CAN Sepp Blatter escape? When the smoke clears in Seoul in May at the FIFA Presidential elections, will he be confirmed in office? On the face of it, he should have little hope. The very fact that he is under such withering fire from so many quarters, is in itself ominous and indicative. His Teflon predecessor, the ineffable Joao Havelange, stayed in office for 24 dire years, brushing off any and every accusation, just like Juan Samaranch as President of the Olympic body. Havelange knew, like the first ever Prime Minister of Britain, Sir Robert Walpole, that every man has his price, and he paid it abundantly. Not least when it came to winning the 1974 Presidential election in Frankfurt at the expense of the admirable Sir Stanley Rous.

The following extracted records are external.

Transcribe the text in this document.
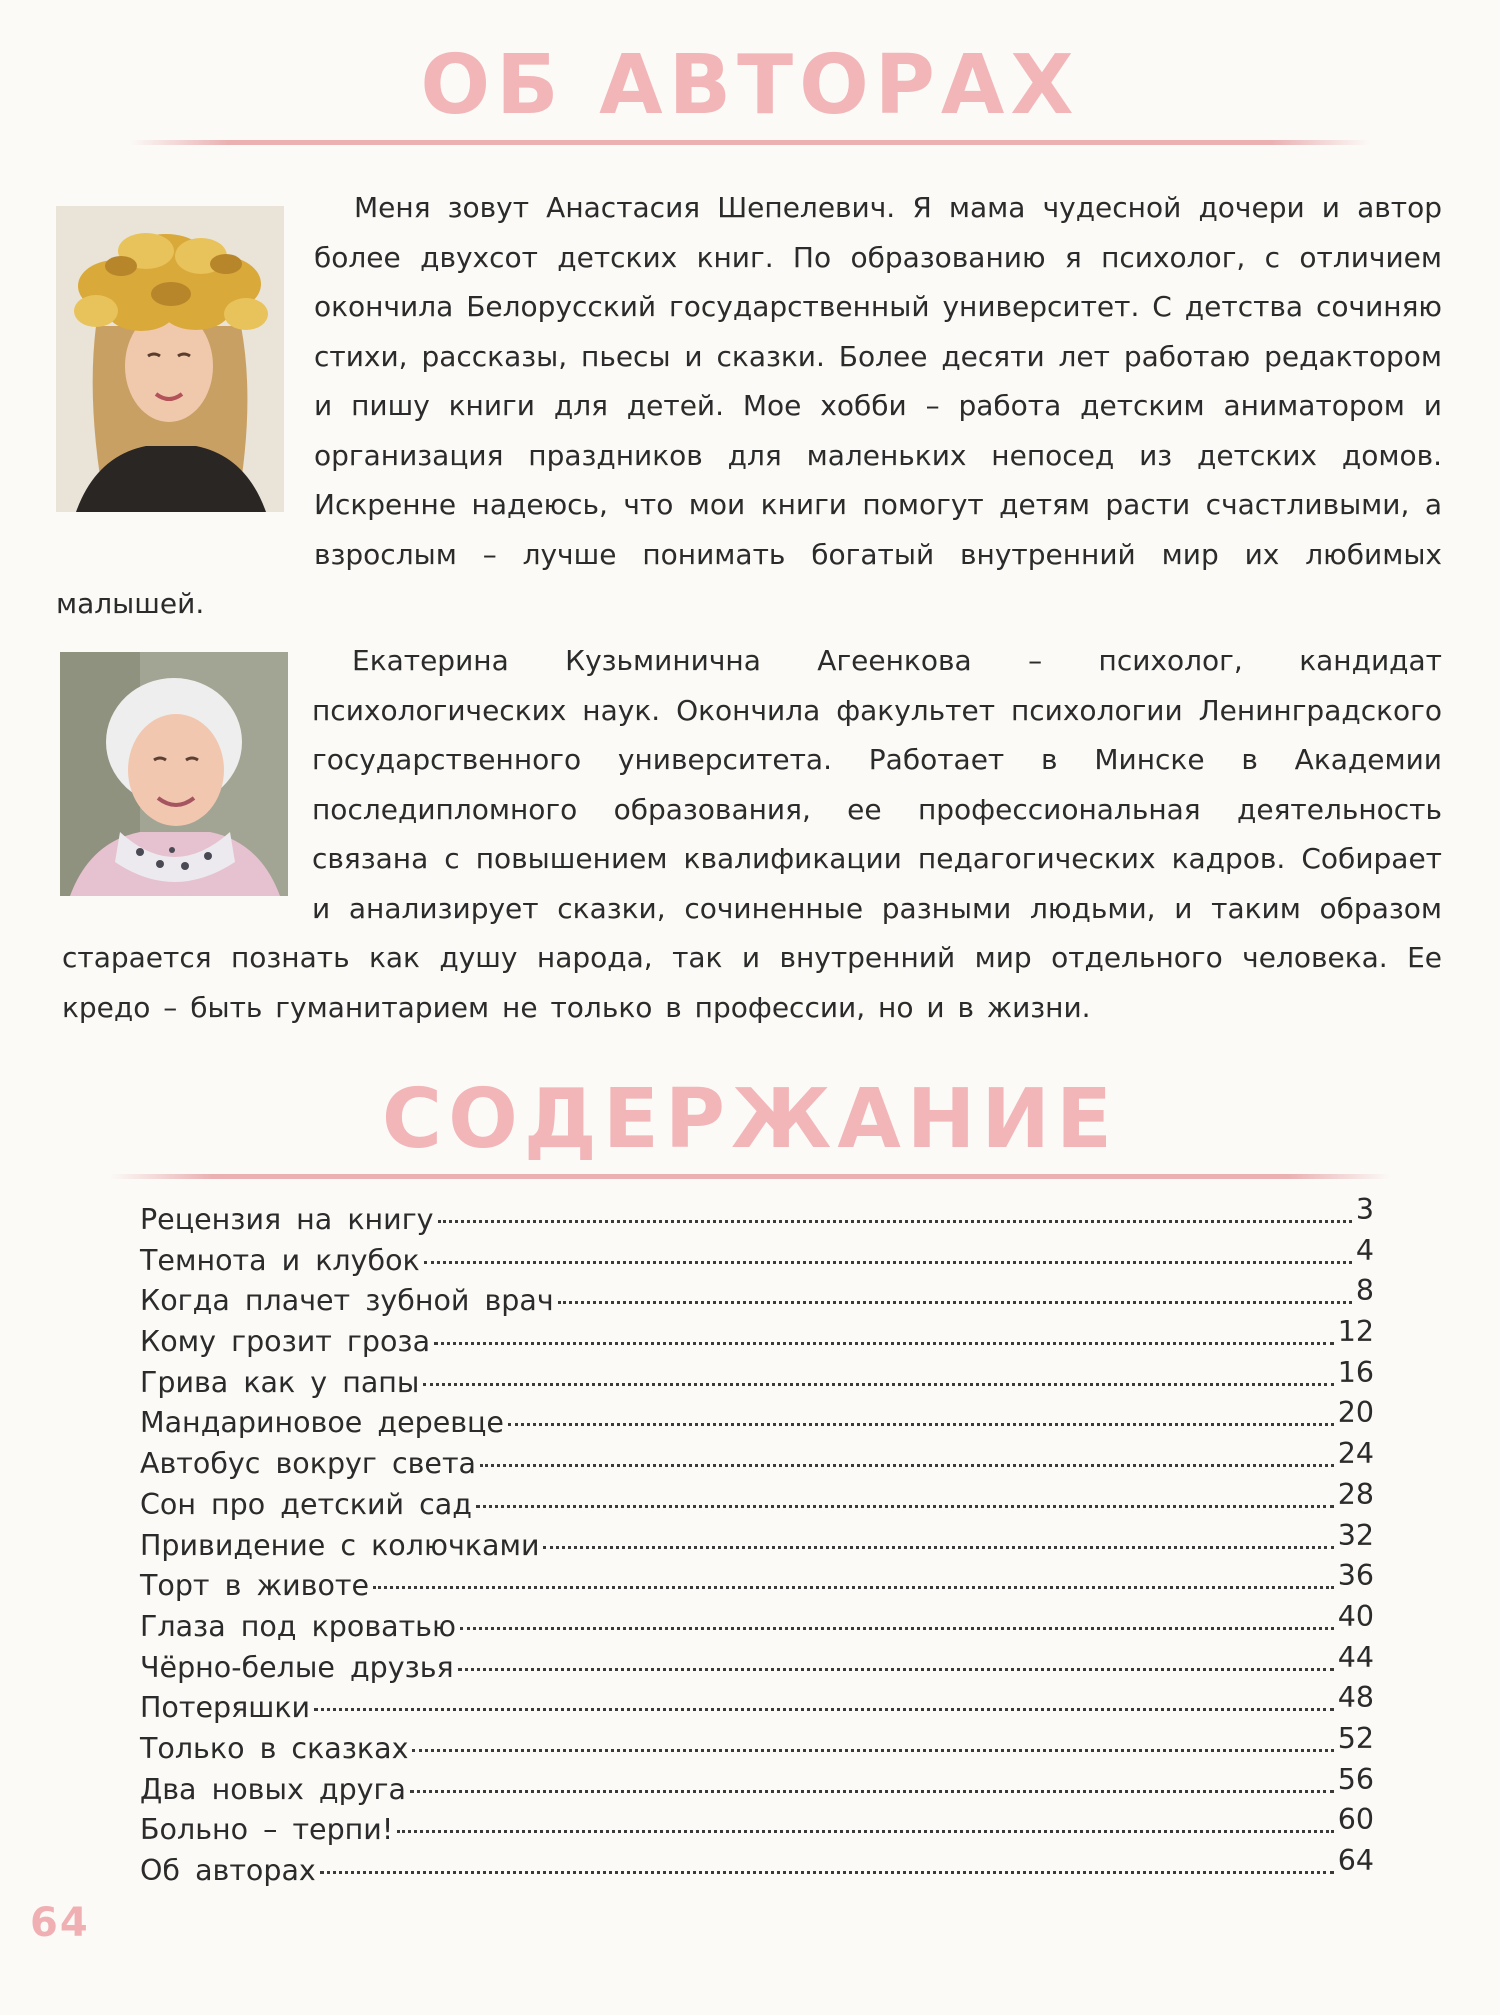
ОБ АВТОРАХ
Меня зовут Анастасия Шепелевич. Я мама чудесной дочери и автор более двухсот детских книг. По образованию я психолог, с отличием окончила Белорусский государственный университет. С детства сочиняю стихи, рассказы, пьесы и сказки. Более десяти лет работаю редактором и пишу книги для детей. Мое хобби – работа детским аниматором и организация праздников для маленьких непосед из детских домов. Искренне надеюсь, что мои книги помогут детям расти счастливыми, а взрослым – лучше понимать богатый внутренний мир их любимых малышей.
Екатерина Кузьминична Агеенкова – психолог, кандидат психологических наук. Окончила факультет психологии Ленинградского государственного университета. Работает в Минске в Академии последипломного образования, ее профессиональная деятельность связана с повышением квалификации педагогических кадров. Собирает и анализирует сказки, сочиненные разными людьми, и таким образом старается познать как душу народа, так и внутренний мир отдельного человека. Ее кредо – быть гуманитарием не только в профессии, но и в жизни.
СОДЕРЖАНИЕ
Рецензия на книгу	3
Темнота и клубок	4
Когда плачет зубной врач	8
Кому грозит гроза	12
Грива как у папы	16
Мандариновое деревце	20
Автобус вокруг света	24
Сон про детский сад	28
Привидение с колючками	32
Торт в животе	36
Глаза под кроватью	40
Чёрно-белые друзья	44
Потеряшки	48
Только в сказках	52
Два новых друга	56
Больно – терпи!	60
Об авторах	64
64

Abundant chapter and verse on Havelange's finaglings may be found in that devastating book by David Yallop, How They Sold The Game. Now a formidable investigative journalist Andrew Jennings, who exposed the appalling corruption of the Olympic movement, has done the same to Blatter. Exposed how huge sums of money changed hands to ensure that he would win the FIFA Presidential election in 1998 although it looked cut and dried for the Swedish President of UEFA, Lennart Johansson.
Blatter, who won't even disclose the amount of his colossal salary - Havelange didn't take one though he made money in many ways - and he fought bitterly against the proposal to set up a committee to look into FIFA's finances, which were known to be in a dreadful state. So much so that it was believed that to get out of trouble. Blatter had been using money set aside for the ensuing 2006 World Cup. Alas for Sepp, there were enough good men on the relevant committee to set up another one, under that honest Scottish lawyer David Will, to probe the position. They must deliver their report by April 30.
Blustering and protesting, Blatter insists that no committee can be as relevant as the full FIFA Congress and the depressing fact is that he may be right. As we saw when some months ago he was under fire in Buenos Aires but got away with it on the votes of countries which had benefited from FIFA's largesse, and were no doubt eager to get their snouts in the trough again. The unfortunate fact being that every member country has one vote, so that the bigger nations can be swamped by countries where football is negligible.
A particular initiative which has been condemned by Blatter's critics, and one whose true object is quite plainly just to win him support, is the so called Goal Project which seems little more than means of throwing large sums of ill spent money to buy votes. And how much money have FIFA lost as the result of the collapse of ISL?
Blatter, a close friend of its chief executive, insisted on continuing to deal with the company over World Cup rights when it was known to be on the brink of bankruptcy. Yet IMG, Mark McCormack's company, was ready and eager to step into the breach. The consequence was that ISL went to the wall with losses of some £280 million; allegedly resulting in a concomitant loss to FIFA of £220 million. Yet Blatter insists that the loss was no more than £22 million. If he is so sure of his figures, and his subsequent assertion that such huge losses are mathematically impossible, then whey did he fight so bitterly against the setting up of a genuinely independent investigating committee?
The high probability now is that Blatter will be challenged in Seoul either by the highly experienced African representative, Issa Hayatou or by the immensely rich South Korean, Chung Mong-Joon. Havelange of course used to stroll home every four years shamefully unopposed by the array of greedy sycophants. He still asserts that he will prevail and perhaps against all the odds, all morality and logic, he might. But even if he has his way over the deeply suspect nature of his own election, on the grounds that courts - one of them in Milan? - have ruled that it be accepted, even if he still exhibits no shame, the challenge seems pretty sure to be made. To the detriment of the fat cat positions of such as the Trinidadian Ian Jack Warner, the most powerful figure in the CONCACAF Federation who has benefited so strangely from TV rights.
He appeared to have lost those World Cup privileges to a rival, one Mr. Brown, when ISL went bust, and Warner got the rights back. He hasn't been so bullish and happy of late. Does he feel the ground giving way under his feet? And what of the likes of Riccardo Texeira, son-in-law of Havelange, top dog of the Brazilian Confederation, now under investigation of corruption by the Government and so loyal a Blatter man?
Things fall apart. People are talking. Blatter is furious with the FIFA general secretary, Michel Zen-Ruffinen, to whom he confidently turned insisting that the executive committee had no right to demand an international audit committee which could enlist outside help. Zen-Ruffinen told Sepp that he was wrong. The committee was duly established.
It's said that FIFA have bled another fortune setting up an international organisation to replace that of ISL. Some of the most damning testimony has come from a Somalian, Farra Addo, who has publicly stated that he was offered $100,000 to vote for Blatter against Johansson in the 1998 Presidential elections. A lot of the money seems to have come from the Middle East. In particular, from the Qatar executive member, Mohammed Bin Hammam, described by Addo as "the financing master" of Blatter's bid for the Presidency, Surprise, surprise; Bin Hammam denies it. But the walls are closing in. Blatter is on the run.